The EU and the new Labor Directive

Back in 1991 the European Union, at the time still EEC, had just started tidying up the complicated matter of labor law. In particular, the focus was laid on the applicable conditions included in work contracts and work relationships. Then a 20 year long silence, time in which -without the need of being expert analyst-  european society has undergone heavy transformations, and this field is naturally not exempted from it.

Although largely delayed, the European commission has then restarted talks by pushing forward a new directive in this field  (Directive on Transparent and Predictable Working Conditions) and within the framework of the European Pillar of Social Rights. In a nutshell, the proposal defines a common EU worker definition, and aims at establishing new rights which are hoped to have a positive impact on the most precarious forms of employment. According to the Eurofund, 20%  of workers in the union can be classified as ‘low skilled labour’. This entails different forms of non standardized and new labour, such as 0 hour contract, occasional work, domestic work, voucher based employment, or platform workers i.e. Uber. The famous Driver-entrepreneurs are in fact, the symbol of these new players –half autonomous and independent yet linked to digital platforms, which were born thanks the sharing economy trend and which are still slipping through the fingers of communitarian law.  

The Content of the Directive

In detail, the commission has proposed six wide rights.The right to request more comprehensive outlines and information on the position’s key aspects, which the employee would have to receive in written form within the first day of activity. Additionally, a limit will be imposed to trial periods. The right to find an additional job, along with the prohibition of exclusivity and limitations to the incompatibility clauses was also proposed.In the stance of flexible hours determined by a third party, such as in work on demand, employees will have the right to know when the activity will take place. Employees should from now also expect a written letter from the employer, in case they requested to be moved to a permanent or full time position. Finally the new bill includes the right to free and mandatory training.

The proposal, intends to protect European Competitiveness. In fact, the commission, is focusing on a number of long term effects. The first objective is to increase competitiveness of firms against the ones who made occasional work the nucleus of their business model.The majority of businesses in the EU, including SMEs, does indeed only make marginal use of non-permanent positions.The second objective lies in transparency and predictability of working conditions, which indeed render employees more innovative and productive. In this sense, the proposal supports what has always been Europe’s competitive advantage: quality and innovation rather than lacking labor policies.

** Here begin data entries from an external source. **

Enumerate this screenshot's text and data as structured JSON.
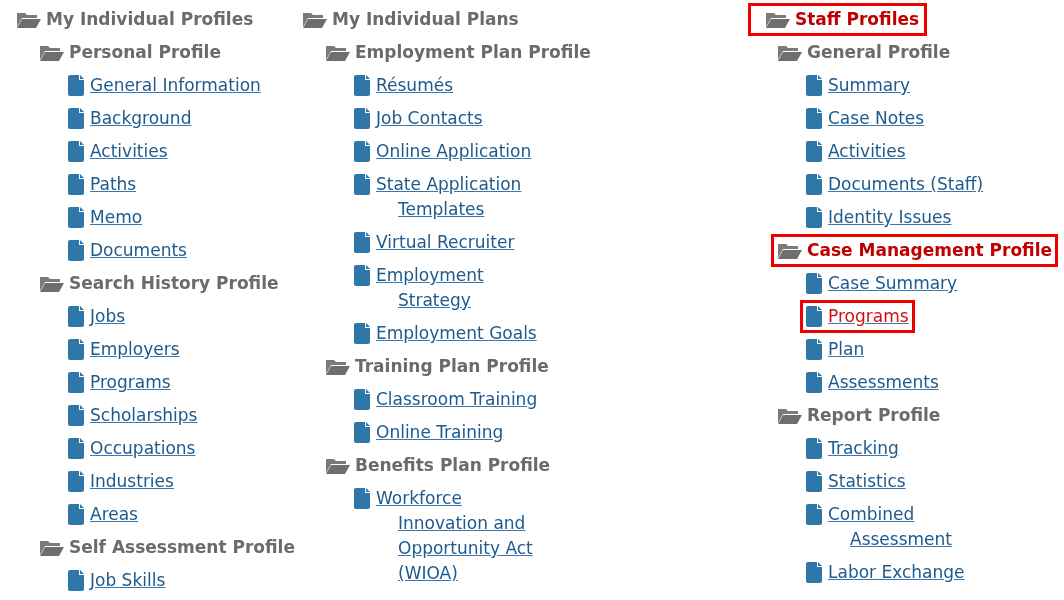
{
  "columns": [
    {
      "items": [
        {
          "kind": "folder",
          "label": "My Individual Profiles",
          "highlighted": false,
          "children": [
            {
              "kind": "folder",
              "label": "Personal Profile",
              "highlighted": false,
              "children": [
                {
                  "kind": "page",
                  "lines": [
                    "General Information"
                  ],
                  "highlighted": false
                },
                {
                  "kind": "page",
                  "lines": [
                    "Background"
                  ],
                  "highlighted": false
                },
                {
                  "kind": "page",
                  "lines": [
                    "Activities"
                  ],
                  "highlighted": false
                },
                {
                  "kind": "page",
                  "lines": [
                    "Paths"
                  ],
                  "highlighted": false
                },
                {
                  "kind": "page",
                  "lines": [
                    "Memo"
                  ],
                  "highlighted": false
                },
                {
                  "kind": "page",
                  "lines": [
                    "Documents"
                  ],
                  "highlighted": false
                }
              ]
            },
            {
              "kind": "folder",
              "label": "Search History Profile",
              "highlighted": false,
              "children": [
                {
                  "kind": "page",
                  "lines": [
                    "Jobs"
                  ],
                  "highlighted": false
                },
                {
                  "kind": "page",
                  "lines": [
                    "Employers"
                  ],
                  "highlighted": false
                },
                {
                  "kind": "page",
                  "lines": [
                    "Programs"
                  ],
                  "highlighted": false
                },
                {
                  "kind": "page",
                  "lines": [
                    "Scholarships"
                  ],
                  "highlighted": false
                },
                {
                  "kind": "page",
                  "lines": [
                    "Occupations"
                  ],
                  "highlighted": false
                },
                {
                  "kind": "page",
                  "lines": [
                    "Industries"
                  ],
                  "highlighted": false
                },
                {
                  "kind": "page",
                  "lines": [
                    "Areas"
                  ],
                  "highlighted": false
                }
              ]
            },
            {
              "kind": "folder",
              "label": "Self Assessment Profile",
              "highlighted": false,
              "children": [
                {
                  "kind": "page",
                  "lines": [
                    "Job Skills"
                  ],
                  "highlighted": false
                }
              ]
            }
          ]
        }
      ]
    },
    {
      "items": [
        {
          "kind": "folder",
          "label": "My Individual Plans",
          "highlighted": false,
          "children": [
            {
              "kind": "folder",
              "label": "Employment Plan Profile",
              "highlighted": false,
              "children": [
                {
                  "kind": "page",
                  "lines": [
                    "Résumés"
                  ],
                  "highlighted": false
                },
                {
                  "kind": "page",
                  "lines": [
                    "Job Contacts"
                  ],
                  "highlighted": false
                },
                {
                  "kind": "page",
                  "lines": [
                    "Online Application"
                  ],
                  "highlighted": false
                },
                {
                  "kind": "page",
                  "lines": [
                    "State Application",
                    "Templates"
                  ],
                  "highlighted": false
                },
                {
                  "kind": "page",
                  "lines": [
                    "Virtual Recruiter"
                  ],
                  "highlighted": false
                },
                {
                  "kind": "page",
                  "lines": [
                    "Employment",
                    "Strategy"
                  ],
                  "highlighted": false
                },
                {
                  "kind": "page",
                  "lines": [
                    "Employment Goals"
                  ],
                  "highlighted": false
                }
              ]
            },
            {
              "kind": "folder",
              "label": "Training Plan Profile",
              "highlighted": false,
              "children": [
                {
                  "kind": "page",
                  "lines": [
                    "Classroom Training"
                  ],
                  "highlighted": false
                },
                {
                  "kind": "page",
                  "lines": [
                    "Online Training"
                  ],
                  "highlighted": false
                }
              ]
            },
            {
              "kind": "folder",
              "label": "Benefits Plan Profile",
              "highlighted": false,
              "children": [
                {
                  "kind": "page",
                  "lines": [
                    "Workforce",
                    "Innovation and",
                    "Opportunity Act",
                    "(WIOA)"
                  ],
                  "highlighted": false
                }
              ]
            }
          ]
        }
      ]
    },
    {
      "items": [
        {
          "kind": "folder",
          "label": "Staff Profiles",
          "highlighted": true,
          "children": [
            {
              "kind": "folder",
              "label": "General Profile",
              "highlighted": false,
              "children": [
                {
                  "kind": "page",
                  "lines": [
                    "Summary"
                  ],
                  "highlighted": false
                },
                {
                  "kind": "page",
                  "lines": [
                    "Case Notes"
                  ],
                  "highlighted": false
                },
                {
                  "kind": "page",
                  "lines": [
                    "Activities"
                  ],
                  "highlighted": false
                },
                {
                  "kind": "page",
                  "lines": [
                    "Documents (Staff)"
                  ],
                  "highlighted": false
                },
                {
                  "kind": "page",
                  "lines": [
                    "Identity Issues"
                  ],
                  "highlighted": false
                }
              ]
            },
            {
              "kind": "folder",
              "label": "Case Management Profile",
              "highlighted": true,
              "children": [
                {
                  "kind": "page",
                  "lines": [
                    "Case Summary"
                  ],
                  "highlighted": false
                },
                {
                  "kind": "page",
                  "lines": [
                    "Programs"
                  ],
                  "highlighted": true
                },
                {
                  "kind": "page",
                  "lines": [
                    "Plan"
                  ],
                  "highlighted": false
                },
                {
                  "kind": "page",
                  "lines": [
                    "Assessments"
                  ],
                  "highlighted": false
                }
              ]
            },
            {
              "kind": "folder",
              "label": "Report Profile",
              "highlighted": false,
              "children": [
                {
                  "kind": "page",
                  "lines": [
                    "Tracking"
                  ],
                  "highlighted": false
                },
                {
                  "kind": "page",
                  "lines": [
                    "Statistics"
                  ],
                  "highlighted": false
                },
                {
                  "kind": "page",
                  "lines": [
                    "Combined",
                    "Assessment"
                  ],
                  "highlighted": false
                },
                {
                  "kind": "page",
                  "lines": [
                    "Labor Exchange"
                  ],
                  "highlighted": false
                }
              ]
            }
          ]
        }
      ]
    }
  ]
}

The positions of Unions and Employer Organisations

The ‘Behind the Scenes’  equally deserves a quick look. The commission aims to guarantee common protection for all employees, also the ones which are not covered by collective agreements. Yet it deems social parties should negotiate agreements – as determined by EU law- which could respond to specific national or sector needs. Brussels’ executive has therefore consulted unions and employer organisations for them to settle an agreement. However, the social parties had different views on the necessity of a legislation. The foundations to start direct negotiations were unfortunately missing. Unions were indeed, enthusiastically supportive to the norms’ update and suggested additional ones. A wide majority of employer organisations, did instead oppose the application of the directive and the amplification of new rights.

The Next Moves

The commission will now pass the ball to the European Parliament and European Council, which will have to approve the document. They will however be allowed to modify it in a first and second reading. A conciliation committee will have to be convened in case of an unsuccessful  agreement after the second reading. The latter will propose an additional revision -which if accepted by both Parliament and Council- will represent the official legislative act. After consolidation, countries will start to play a role. Indeed, they will have a two year timeframe since the introduction of the directive to adapt national law to what is enunciated from the Union’s bill.

The legislative act indeed, sets an objective which all the EU Nations will then have to adopt. However, it is their individual responsibility to define how these objectives will be reached. Simply said, this is the first, timid step, towards what seems to be the right direction. It still has to be seen what side the Parliament -which in this case shares powers equally with the Council- will take. In fact, It could have the power to push the proposal towards an extension of these rights, with the support of unions, yet with a wider approval timeframe.